The DNC showed itself to be a bought party in how it treated Bernie Sanders in 2016. Perhaps he would have lost anyway, but that hardly matters to his supporters. Those who held the strings were more interested in forcing their agenda than listening to the people. If the central duty of party leadership is to amplify those voices which best address the concerns and hopes of the majority, the Democratic Party isn’t doing so great right now.

Being blunt, the only bright spots I’ve seen have been from groups like Brand New Congress and Crooked Media. Both are brilliant efforts, but both are also non-representative of the DNC itself. Trump has a hundred megaphones through which to reach his base, while most Americans have no idea who Tom Perez is or what hopes he may have for this country.
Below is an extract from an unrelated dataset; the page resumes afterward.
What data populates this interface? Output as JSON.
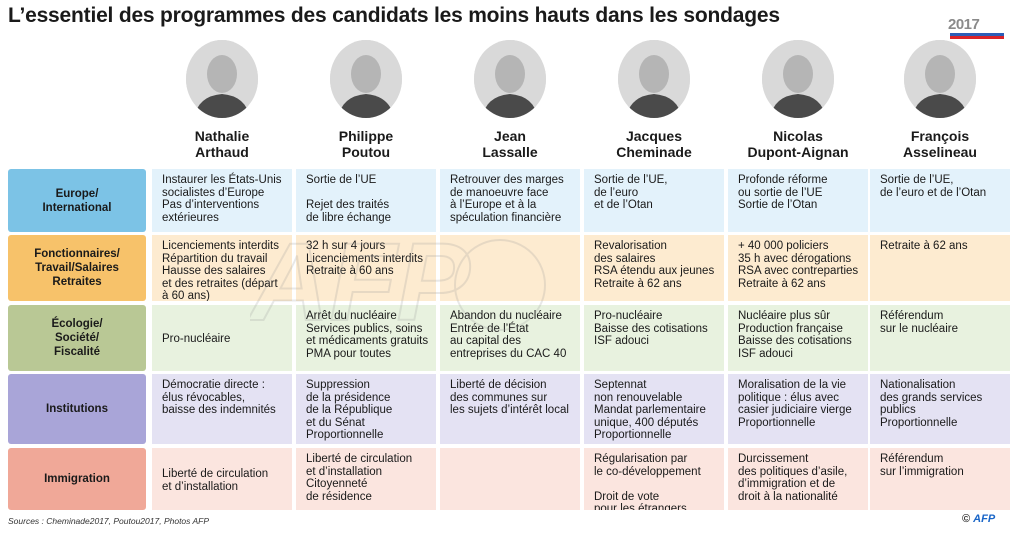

Whichever Democrats perceive themselves as leaders need to sit in a room and not come out until they have a minimalist platform for 2018. And then they need to turn it over to their base as well as to voices that non-liberal voters trust (e.g., the moderate pastor, the centrist podcaster, etc.) for a good fleshing out, allowing all to see the DNC as representative of more than a narrow list of things that city-dwellers hate about Republicans.

To the degree that we do all these things, we free our better angels to do the hard work of pulling us back towards each other and the idea that is a United States of America.